Was sagt der Umweltschutz?

Laut Roland Sauter vom Amt für Umwelt- und Naturschutz sind von den Flächen innerhalb des Munitionsdepots gut 65.000 Quadratmeter LSG verblieben, die als ökologische Ausgleichsflächen umgestaltet und „deutlich aufgewertet“ werden könnten. Zwar habe man keine „naturschutzrechtlich relevanten“ Vogel- und Falterarten gefunden, aber Zauneidechsen, die dorthin umgesiedelt werden könnten. Um eine Beruhigung dieses Areals zu erzielen regte er an, die Nutzung der Bunker aufzugeben und „weitere Biotopstrukturen“ anzulegen - auch zugunsten der Fledermäuse. Insgesamt muss das LSG laut Sauter zwar um rund 54.880 Quadratmeter verkleinert werden, würde im Gegenzug aber um rund 26.500 Quadratmeter erweitert, wobei sich drei der vier vorgeschlagenen Erweiterungsflächen sowohl in direkter Nachbarschaft als auch im Besitz der Stadt Kempten befänden, die vierte Fläche im Besitz des Biomassehofs. Als erforderliche Ausgleichsmaßnahmen stellte er neben der Öffnung von Bunkern für Fledermäuse unter anderem die Anlage von Tümpeln in den Raum, um Amphibien Lebensräume zu schaffen, zumal an vor längerer Zeit angelegten Tümpeln eine erstaunlich schnelle Ansiedlung von teilweise sogar geschützten Amphibien zu beobachten gewesen sei.
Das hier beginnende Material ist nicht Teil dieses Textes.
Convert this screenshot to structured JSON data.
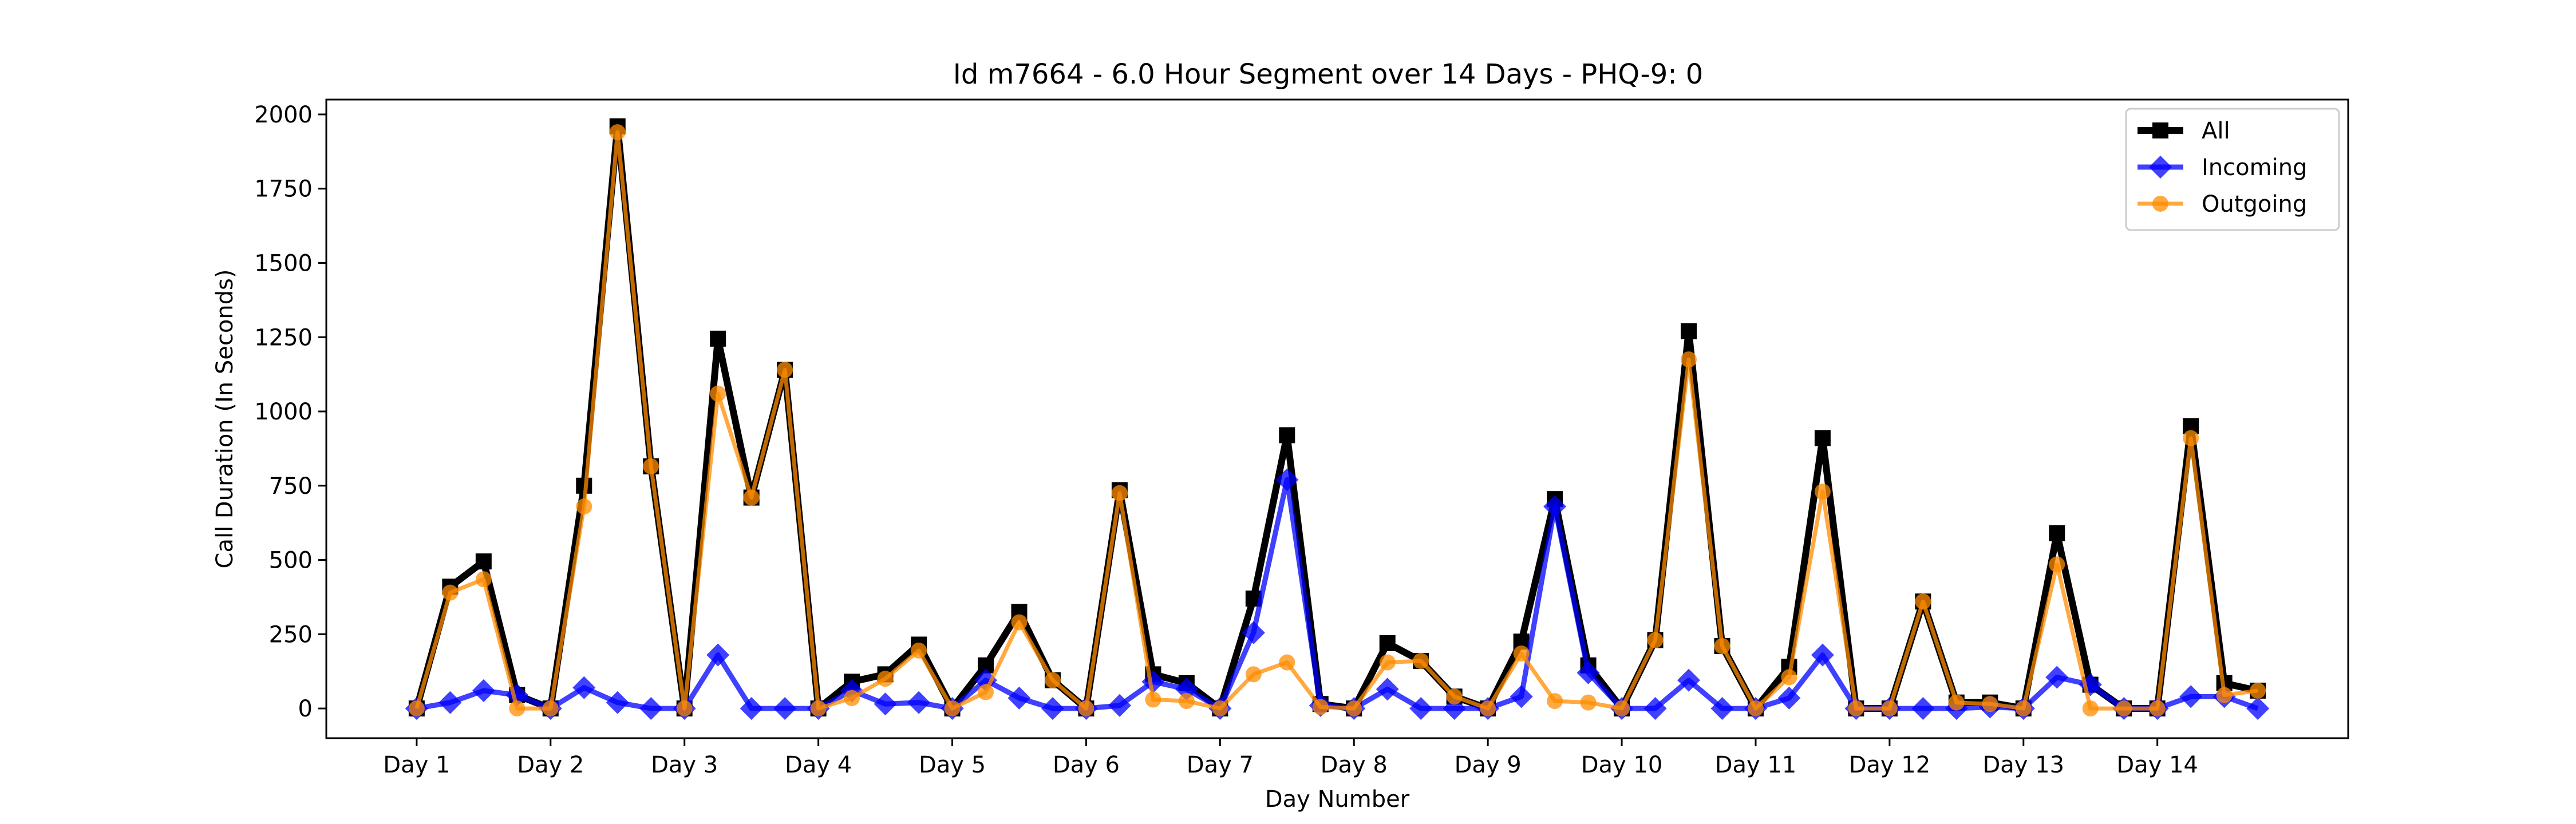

Aus Sicht des Naturschutzes sei das Biomassehof-Gelände „schon noch entwicklungsfähig“, so Sauter, weshalb die Rücknahme des Naturschutzes „kritisch gesehen“ werde und dringend für Ausgleichsflächen zu sorgen sei. Am Ende stehe dann der quantitativen Reduktion von rund 2,83 Hektar eine „erhebliche qualitative“ Aufwertung von rund 6,1 Hektar Fläche gegenüber.

„Dass ein Prozent“ der LSG-Fläche „wegkommt, ist auch aus umweltschutzrechtlichen Gründen verschmerzbar“, resümierte der Umweltbeauftragte des Stadtrats Richard Hiepp (CSU) und Grünen-Gremiumskollege Theo Dodel-Hefele merkte an, dass „selbst der Bund Naturschutz“ sein O.K. gebe. Dieter Zacherle (FW) begrüßte vor allem, dass damit „endlich eine Möglichkeit“ für die Firma Kutter gefunden worden sei, „die passt hier genau hin“. Lothar Köster (SPD) gab zu bedenken, dass hier ein „reines Gewerbegebiet“ entstehen werde und möglicherweise „Nachforderungen kommen“.
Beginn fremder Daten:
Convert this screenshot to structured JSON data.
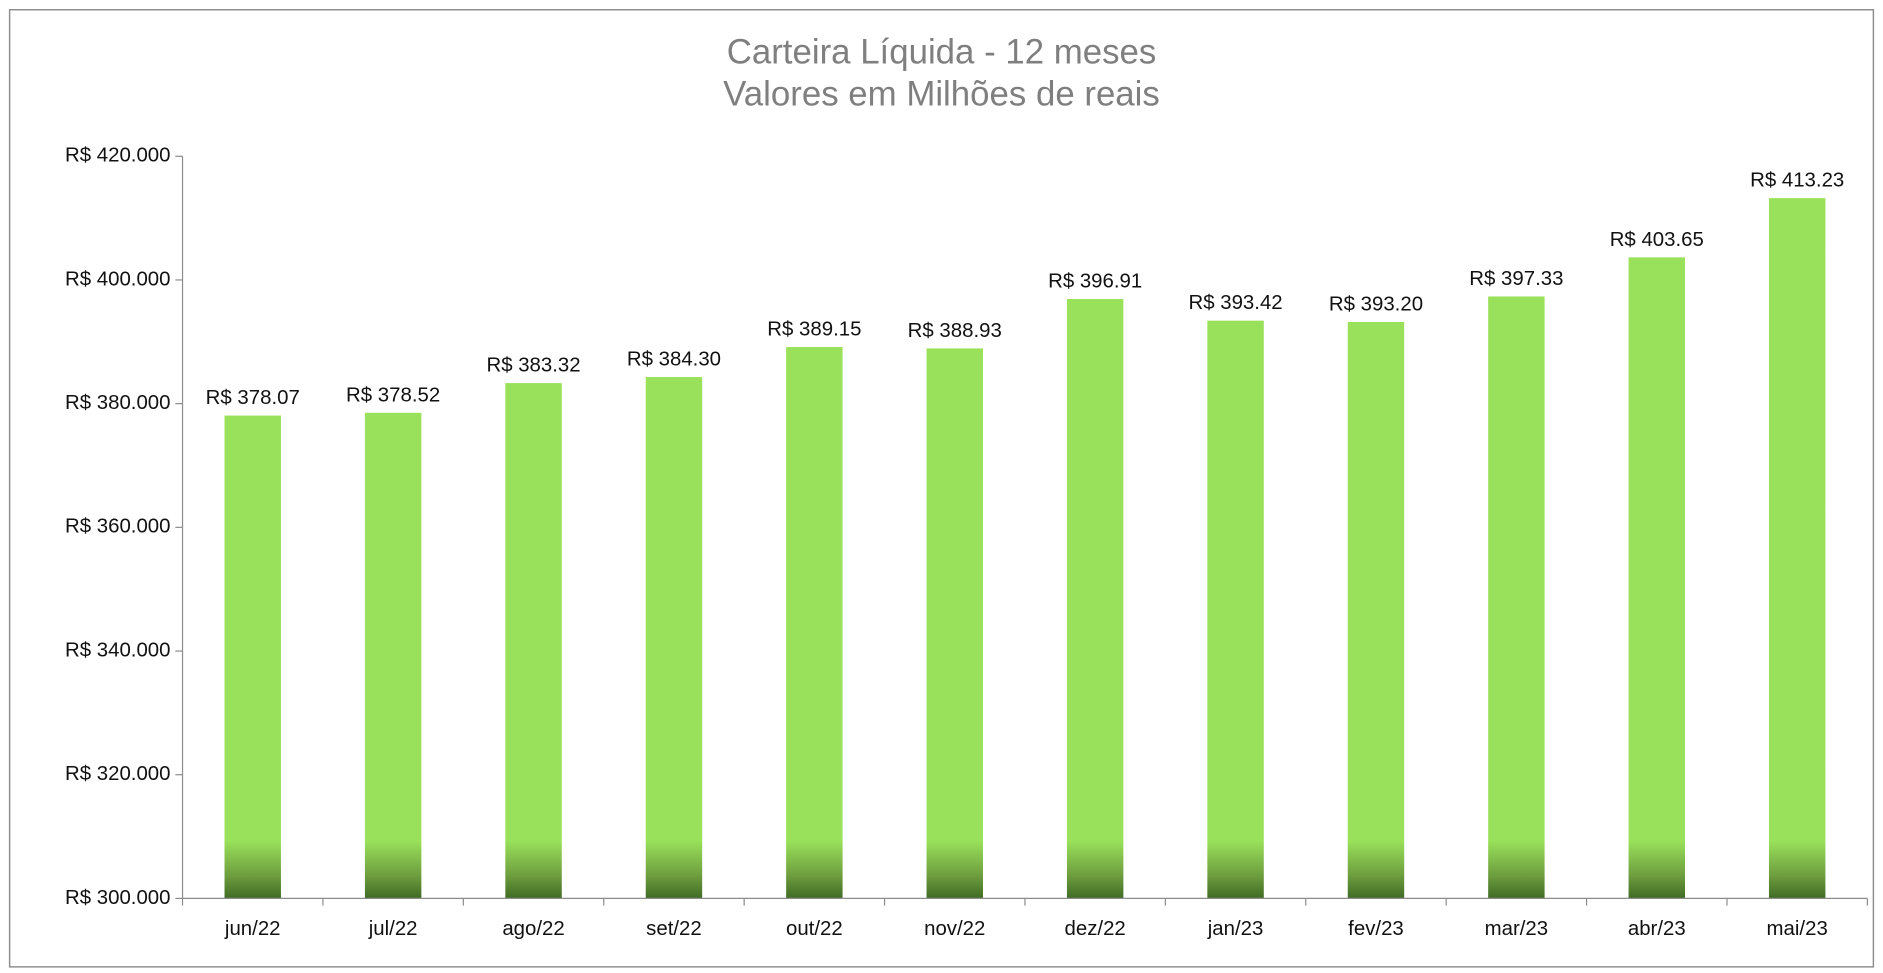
{
  "chart_data": {
    "type": "bar",
    "title": "Carteira Líquida - 12 meses",
    "subtitle": "Valores em Milhões de reais",
    "categories": [
      "jun/22",
      "jul/22",
      "ago/22",
      "set/22",
      "out/22",
      "nov/22",
      "dez/22",
      "jan/23",
      "fev/23",
      "mar/23",
      "abr/23",
      "mai/23"
    ],
    "values": [
      378070,
      378520,
      383320,
      384300,
      389150,
      388930,
      396910,
      393420,
      393200,
      397330,
      403650,
      413230
    ],
    "value_labels": [
      "R$ 378.07",
      "R$ 378.52",
      "R$ 383.32",
      "R$ 384.30",
      "R$ 389.15",
      "R$ 388.93",
      "R$ 396.91",
      "R$ 393.42",
      "R$ 393.20",
      "R$ 397.33",
      "R$ 403.65",
      "R$ 413.23"
    ],
    "color": "#99e15a",
    "ylim": [
      300000,
      420000
    ],
    "yticks": [
      {
        "value": 300000,
        "label": "R$ 300.000"
      },
      {
        "value": 320000,
        "label": "R$ 320.000"
      },
      {
        "value": 340000,
        "label": "R$ 340.000"
      },
      {
        "value": 360000,
        "label": "R$ 360.000"
      },
      {
        "value": 380000,
        "label": "R$ 380.000"
      },
      {
        "value": 400000,
        "label": "R$ 400.000"
      },
      {
        "value": 420000,
        "label": "R$ 420.000"
      }
    ],
    "grid": false
  }
}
„Heute öffnen wir die Tür für dieses Verfahren“ meinte Josef Mayr, dritter Bürgermeister, der in Vertretung des OB den Vorsitz führte, nachdem einstimmig der Auftrag an die Verwaltung erteilt wurde, das entsprechende Änderungsverfahren durchzuführen.

Michael Kutter, Geschäftsführer der gleichnamigen Gartencenter, bekräftigte auf Nachfrage des Kreisboten den Wunsch, weiterhin am Standort Kempten bleiben zu können und sagte, man sei „hochinteressiert hier möglichst bald zum Zuge zu kommen“.